OTTAWA/WASHINGTON: In a significant turnaround, Canada announced the withdrawal of its controversial agreement Digital Services Tax (DST) just a few days later US President Donald Trump suspended in progress commercial negotiations to protest against the levy. The decision aims to ease diplomatic tensions and pave the way for the resumption of negotiations before the July 21, 2025 timetable agreed upon G7 Leaders Summit in Kananaskis earlier this month.
Prime Minister Marc Carneyin an official statement on Sunday, confirmed that Canada and the United States had agreed to relaunch commercial discussionswhich was abruptly interrupted Friday by President Trump due to what he called a “direct and blatant attack on our country”.
“Today’s announcement will support the resumption of negotiations by July 21, 2025,” said Mr. Carney, emphasizing the importance of maintaining a constructive dialogue with Canada’s largest trading partner.
Background: What was Daylight Saving Time?
The Canadian DST, initially passed into law in 2024, proposed a 3% tax on the national digital revenues large multinational companies, particularly targeting online marketplaces, social media companies, digital advertising platforms and companies monetizing user data. The levy applied to companies earning more 20 million CAD ($14.6 million) in Canadian revenue each year and was should be collected retroactively from 2022.

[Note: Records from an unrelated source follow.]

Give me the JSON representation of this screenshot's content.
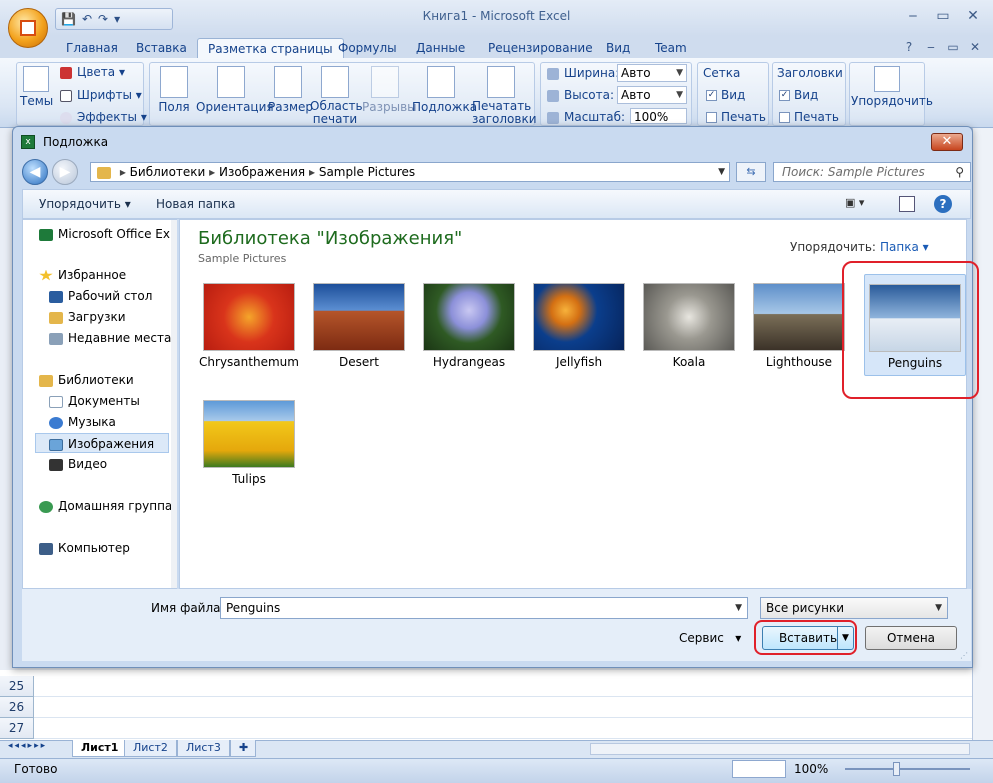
{
  "app": {
    "title": "Книга1 - Microsoft Excel",
    "qat": [
      "💾",
      "↶",
      "↷",
      "▾"
    ]
  },
  "ribbon": {
    "tabs": [
      "Главная",
      "Вставка",
      "Разметка страницы",
      "Формулы",
      "Данные",
      "Рецензирование",
      "Вид",
      "Team"
    ],
    "active_tab": "Разметка страницы",
    "themes": {
      "label": "Темы",
      "colors": "Цвета",
      "fonts": "Шрифты",
      "effects": "Эффекты"
    },
    "page_setup": [
      "Поля",
      "Ориентация",
      "Размер",
      "Область печати",
      "Разрывы",
      "Подложка",
      "Печатать заголовки"
    ],
    "scale": {
      "width_label": "Ширина:",
      "width_value": "Авто",
      "height_label": "Высота:",
      "height_value": "Авто",
      "scale_label": "Масштаб:",
      "scale_value": "100%"
    },
    "gridlines": {
      "title": "Сетка",
      "view": "Вид",
      "print": "Печать"
    },
    "headings": {
      "title": "Заголовки",
      "view": "Вид",
      "print": "Печать"
    },
    "arrange": "Упорядочить"
  },
  "grid": {
    "rows": [
      "25",
      "26",
      "27"
    ]
  },
  "sheets": [
    "Лист1",
    "Лист2",
    "Лист3"
  ],
  "status": {
    "text": "Готово",
    "zoom": "100%"
  },
  "dialog": {
    "title": "Подложка",
    "breadcrumb": [
      "Библиотеки",
      "Изображения",
      "Sample Pictures"
    ],
    "search_placeholder": "Поиск: Sample Pictures",
    "toolbar": {
      "organize": "Упорядочить",
      "new_folder": "Новая папка"
    },
    "nav": {
      "top": "Microsoft Office Ex",
      "favorites": "Избранное",
      "desktop": "Рабочий стол",
      "downloads": "Загрузки",
      "recent": "Недавние места",
      "libraries": "Библиотеки",
      "documents": "Документы",
      "music": "Музыка",
      "pictures": "Изображения",
      "video": "Видео",
      "homegroup": "Домашняя группа",
      "computer": "Компьютер"
    },
    "library_title": "Библиотека \"Изображения\"",
    "library_sub": "Sample Pictures",
    "sort_label": "Упорядочить:",
    "sort_value": "Папка",
    "files": [
      "Chrysanthemum",
      "Desert",
      "Hydrangeas",
      "Jellyfish",
      "Koala",
      "Lighthouse",
      "Penguins",
      "Tulips"
    ],
    "selected_file": "Penguins",
    "filename_label": "Имя файла:",
    "filename_value": "Penguins",
    "filetype": "Все рисунки",
    "tools": "Сервис",
    "insert": "Вставить",
    "cancel": "Отмена"
  },
  "colors": {
    "highlight": "#e0202a",
    "library_title": "#1e6b1e",
    "ribbon_text": "#15428b"
  }
}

Although intended for eliminate tax loopholes which has enabled tech giants such as Apple, Amazon, Meta and Alphabet/Google In order to minimize their Canadian tax obligations, the measure quickly aroused the ire of the White House.
Trump’s reaction and pressure tactics
In his Truth Social article published Friday, Trump accused Canada of unfairly targeting American companies and announced a total suspension of trade negotiations with Ottawa. He further warned that retaliation prices would be announced within a week.
Trump’s decision marked a sharp escalation of his administration’s protectionist stance, similar to previous trade spats with allies during his previous term. Observers noted the broader implications for U.S. Relations with G7 Partnersespecially since France, United Kingdom and Italy have also implemented similar digital taxes.
Domestic criticism in Canada
The Canadian government’s about-face has sparked criticism at home. Paris Marxa prominent Canadian technology journalist, said the decision sends the message that “Canada can be shaken up. »
“Multinational technology companies are not paying their fair share of taxes in Canada. This tax was designed to solve this problem, and moving backward shows weakness,” Marx said.
“The United States blocked a global solution under Biden and Trump, and countries like Canada had no choice but to act unilaterally. »
Response from the Ministry of Finance
In a press release, Canada Ministry of Finance confirmed that the DST collection will be stopped immediatelyand legislation to formally repeal the Digital Services Tax Act will be filed soon by Finance Minister François-Philippe Champagne.
The department reiterated that Canada “the preference remains a multilateral agreement» through the Organization for Economic Co-operation and Development (OECD) framework, but acknowledged that progress in this area has been blocked.
Commercial and economic context
Canada is the The second largest trading partner of the United Stateswith bilateral trade reaching nearly 762 billion dollars in 2024. Although he was spared from Trump’s earlier Price package April 2025Canada still faces 50% tariffs on steel and aluminum.
Analysts now see resumption of trade negotiations between the United States and Canada also critical for the Agreement deadline of July 21especially with North American economic integration And supply chain coordination at the top of the agenda before North American Competitiveness Summit 2026.